Os Cinco Tipos de Visão

Pergunta: Por que pessoas que passam pelas mesmas situações têm reações tão diferentes entre si? Há algum princípio básico que elucida esta diferença de percepção entre as pessoas?



Resposta: No escrito “Resposta a Soya Nyudo”, consta a seguinte passagem: “Cada ideograma do Sutra de Lótus é, sem exceção, como um buda que atingiu a iluminação em nosso mundo real. Entretanto, são meros caracteres aos olhos dos mortais comuns. (...) os cegos não conseguem ver os caracteres do Sutra de Lótus, enquanto aos olhos dos mortais comuns não passam de meras letras. As pessoas nos dois veículos vêem-nos como ‘existência e não-existência’, os bodhisattvas enxergam nos caracteres inúmeros ensinamentos, e os budas consideram-nos como palavras douradas do Buda Sakyamuni. (...) Entretanto, as pessoas que praticam o Sutra de Lótus com concepções distorcidas estão rejeitando o mais sublime de todos os ensinos. Tenha cuidado para não ser influenciado pela dúvida e concentre-se na aspiração de atingir a iluminação. O Sutra dos Seis Paramitas afirma: ‘Torne-se mestre de sua mente e jamais permita que ela o domine’.”

Nitiren Daishonin afirma que cada palavra do Sutra de Lótus elucida a iluminação do Buda Sakyamuni como também esclarece que todas as pessoas são dotadas com a natureza de Buda. Ensina também que suas palavras representam a benevolência do Buda de conduzir todas as pessoas à felicidade. Entretanto, os mortais comuns vêem-nas apenas como meras letras.

O budismo ensina que existem cinco tipos de visão (ou cinco tipos de faculdade perceptiva): 1) visão de mortal comum, também chamada “visão física”, capaz de distinguir a cor e a forma; 2) visão celestial ou divina, capaz de perceber as coisas na escuridão, a grande distância ou além dos limites físicos da obstrução; 3) visão da sabedoria, ou capacidade própria das pessoas dos dois veículos de perceber que todas as coisas existem numa relação de dependência e que todos os fenômenos carecem de substância; 4) visão da Lei (do Darma), com a qual os bodhisattvas percebem a natureza de todos os ensinos para salvar as pessoas; e 5) visão do Buda, que percebe a verdadeira natureza da vida pelo passado, presente e futuro. A visão do Buda inclui todos os quatro tipos de visão. Em outras palavras, o Buda possui os cinco tipos de visão.

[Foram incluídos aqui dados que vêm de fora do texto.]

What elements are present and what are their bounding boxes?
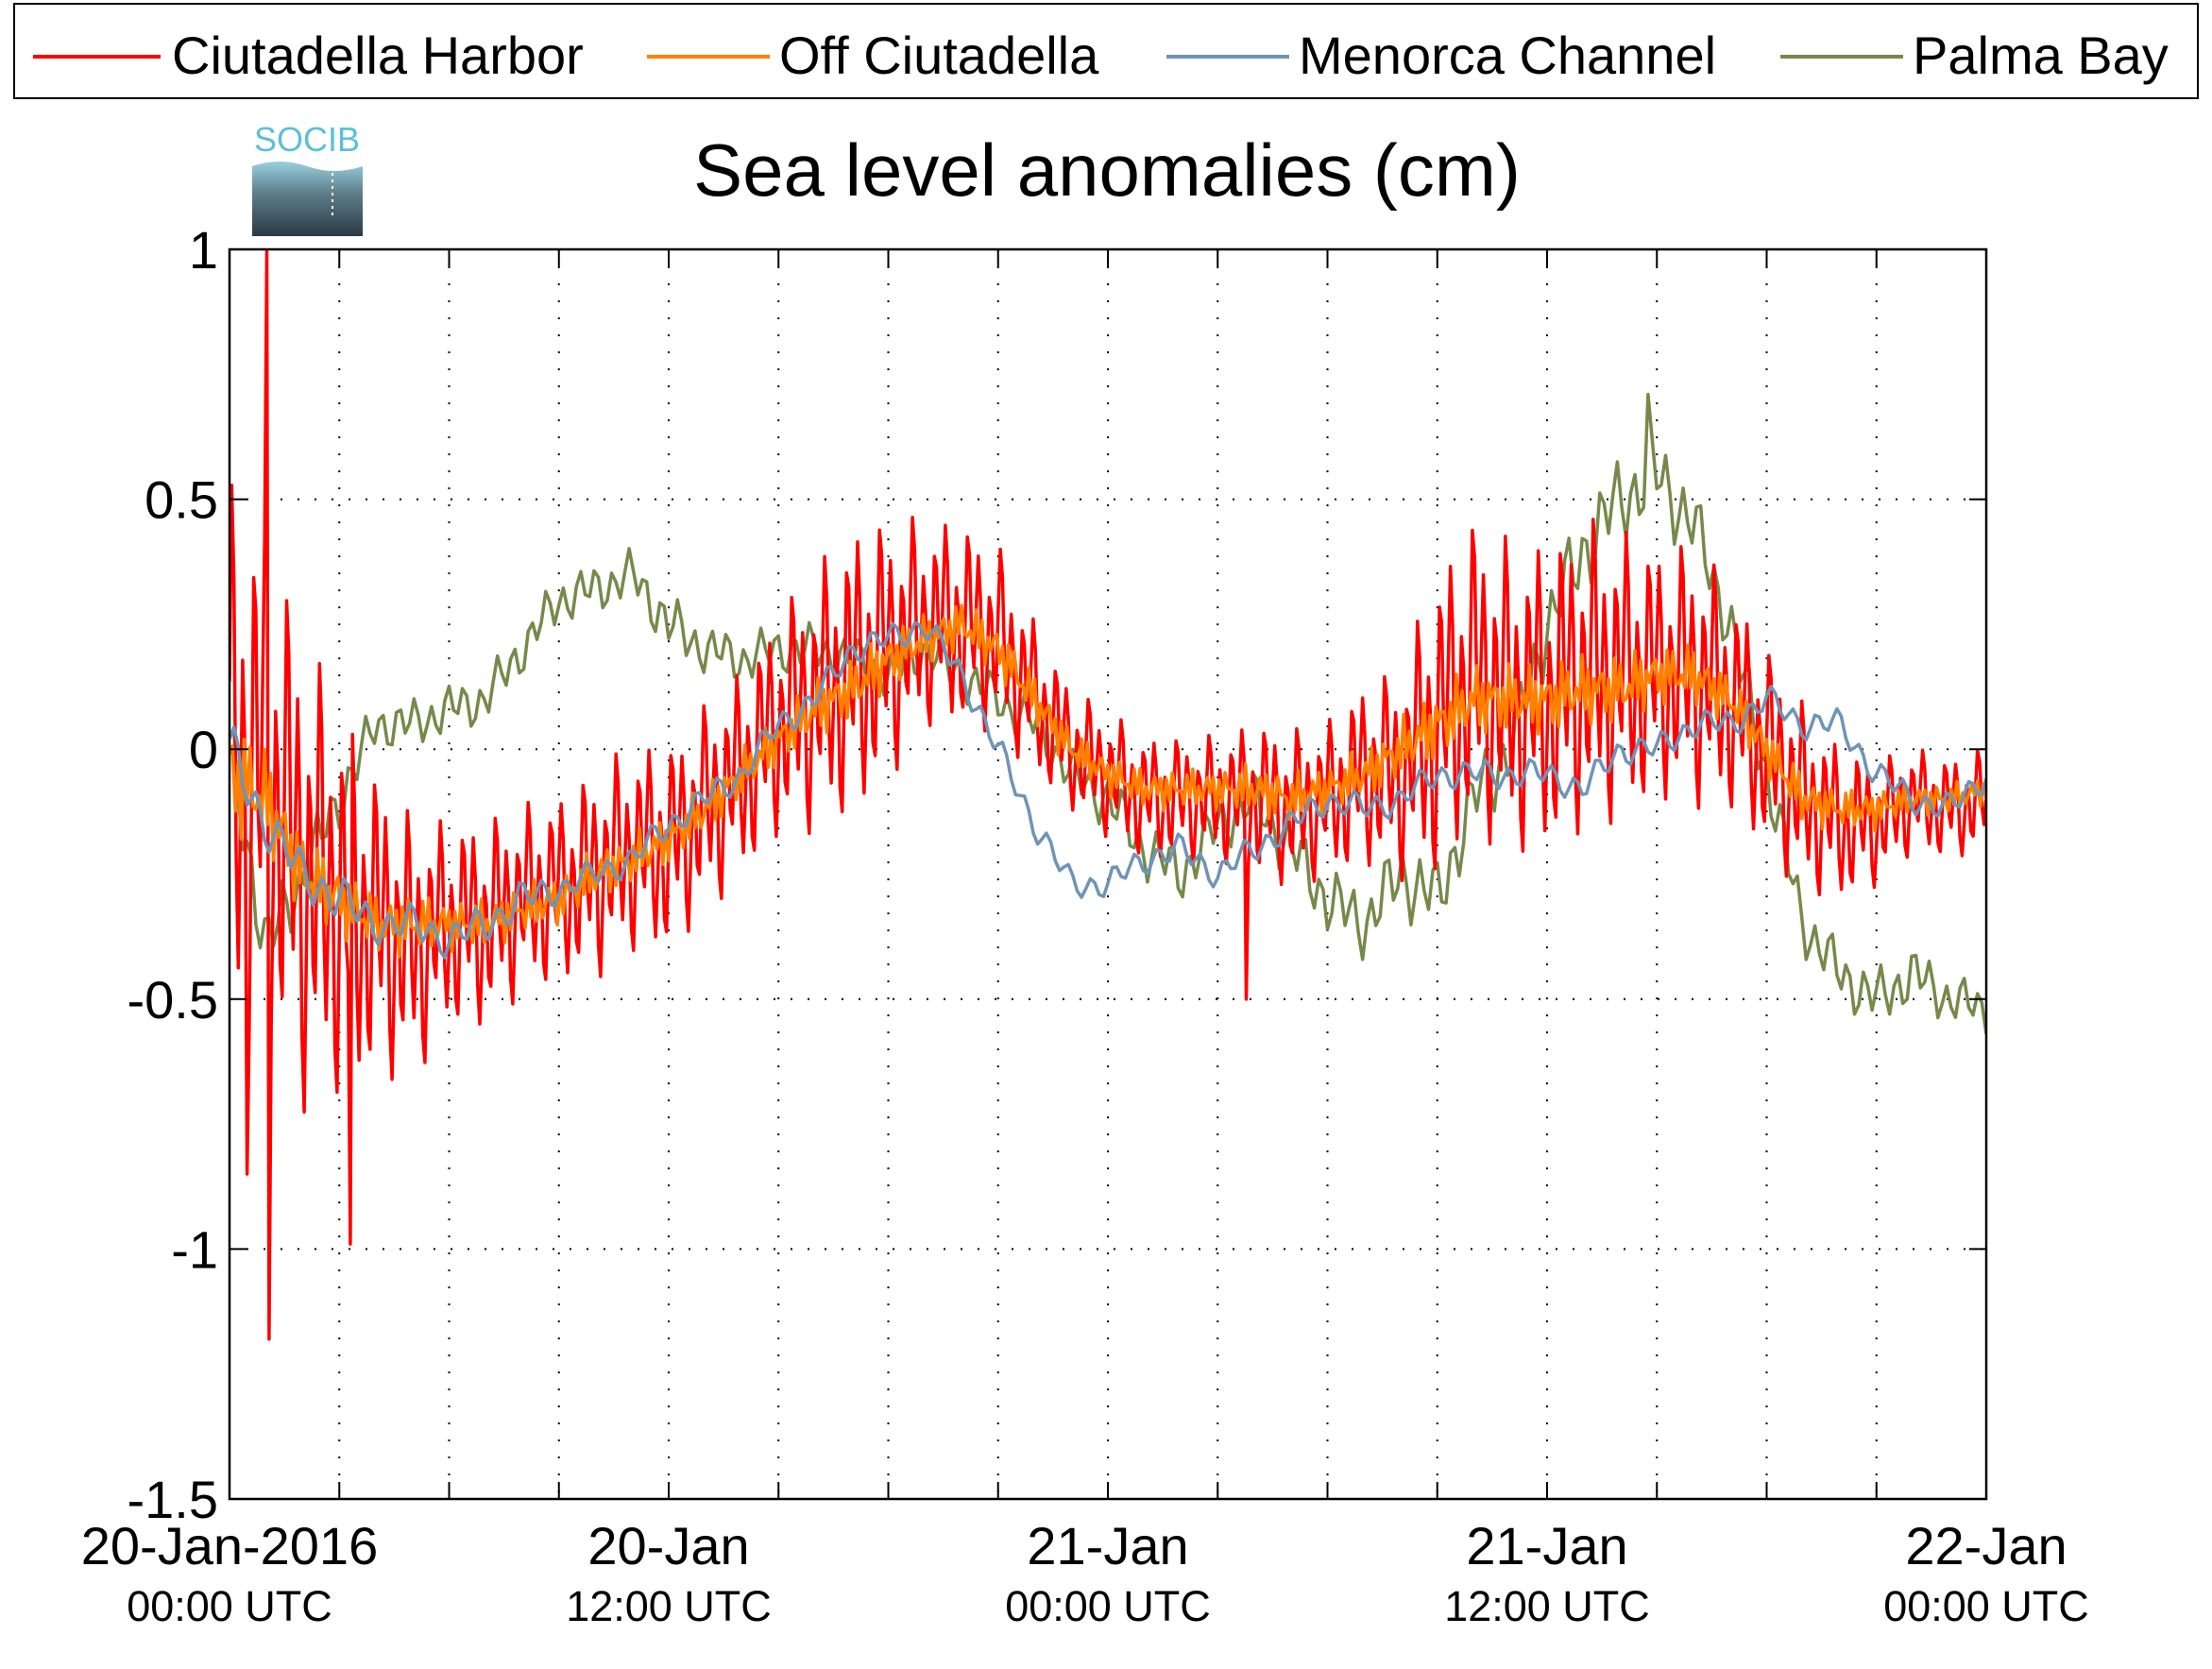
legend-label-palma-bay: Palma Bay	[1913, 26, 2169, 85]
x-tick-label-date: 22-Jan	[1905, 1516, 2067, 1575]
legend-frame	[13, 3, 2199, 99]
series-line-menorca-channel	[230, 621, 1986, 960]
logo-text: SOCIB	[254, 120, 360, 159]
plot-area	[230, 249, 1986, 1341]
y-tick-label: 0	[189, 720, 218, 779]
socib-logo: SOCIB	[252, 120, 363, 236]
y-tick-label: 1	[189, 220, 218, 280]
legend-label-ciutadella-harbor: Ciutadella Harbor	[172, 26, 584, 85]
chart-title: Sea level anomalies (cm)	[693, 128, 1521, 212]
legend-entry-ciutadella-harbor: Ciutadella Harbor	[33, 26, 584, 85]
x-tick-label-date: 21-Jan	[1466, 1516, 1627, 1575]
logo-wave	[252, 159, 363, 171]
logo-block	[252, 159, 363, 236]
legend-entry-palma-bay: Palma Bay	[1780, 26, 2169, 85]
y-tick-label: 0.5	[145, 470, 218, 530]
series-line-ciutadella-harbor	[230, 249, 1986, 1341]
legend: Ciutadella Harbor Off Ciutadella Menorca…	[13, 3, 2199, 99]
x-tick-label-time: 12:00 UTC	[1444, 1582, 1650, 1630]
legend-label-off-ciutadella: Off Ciutadella	[779, 26, 1099, 85]
y-tick-label: -0.5	[128, 970, 219, 1030]
legend-label-menorca-channel: Menorca Channel	[1299, 26, 1716, 85]
x-tick-label-date: 21-Jan	[1027, 1516, 1188, 1575]
axes: -1.5 -1 -0.5 0 0.5 1 20-Jan-2016 00:00 UTC 20-Ja…	[81, 220, 2089, 1630]
grid	[230, 249, 1986, 1499]
x-tick-label-time: 00:00 UTC	[1883, 1582, 2089, 1630]
x-tick-label-time: 00:00 UTC	[1005, 1582, 1211, 1630]
y-tick-label: -1	[171, 1219, 218, 1279]
x-tick-label-time: 12:00 UTC	[566, 1582, 772, 1630]
legend-entry-off-ciutadella: Off Ciutadella	[647, 26, 1099, 85]
x-tick-label-date: 20-Jan	[587, 1516, 749, 1575]
y-tick-label: -1.5	[128, 1470, 219, 1529]
x-tick-label-time: 00:00 UTC	[127, 1582, 332, 1630]
series-line-off-ciutadella	[230, 604, 1986, 959]
x-tick-label-date: 20-Jan-2016	[81, 1516, 378, 1575]
legend-entry-menorca-channel: Menorca Channel	[1166, 26, 1716, 85]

O olho do Buda é o olho que tem a mais ampla perspectiva, mesmo se estiver voltado àqueles objetos ou fenômenos que vimos com nosso olho físico. O olho da Lei não é o olho do conhecimento ou da sabedoria, mas subjacente à essa sabedoria está o espírito benevolente dedicado exclusivamente à salvação das outras pessoas.


Obviamente, ter conhecimento é importante, mas é muito provável que uma perspectiva baseada apenas no saber seja limitada e estereotipada. Em contraste, o olho da sabedoria é flexível e sem preconceito. Sem ser influenciado pelas limitações do conhecimento e da informação, pode-se perceber claramente o bem e o mal, e o certo e o errado, em todos os fenômenos. Essa visão é completamente livre da tendência geral do homem, que freqüentemente lhe permite ver como feio o que é belo e como insignificante o que é importante.

A maneira como as pessoas encaram os fatos, além de ser uma conseqüência imediata do estado de vida, revela também sua tendência básica que provém de causas acumuladas desde o passado. Aqui está a importância da prática budista para transformar nosso carma e elevar o estado de vida a fim de enxergarmos os inúmeros ensinamentos do Sutra de Lótus como palavras douradas do Buda Sakyamuni.

A frase “Torne-se mestre de sua mente” significa conduzir a vida com base nas regras e concepções corretas, mantendo perfeito controle sobre os sentimentos. E a frase “jamais permita que ela o domine” significa não ser levado pelo sentimentalismo.

Uma vida dedicada ao cumprimento do Kossen-rufu e à felicidade de outras pessoas é o supremo caminho para conquistar a verdadeira liberdade. Na época atual, é pelo sincero empenho às atividades da SGI que podemos aprimorar os cinco tipos de visão, possibilitando-nos distinguir a verdade da falsidade além de compreender a essência dos acontecimentos ao nosso redor como sendo fenômenos e manifestações da Lei.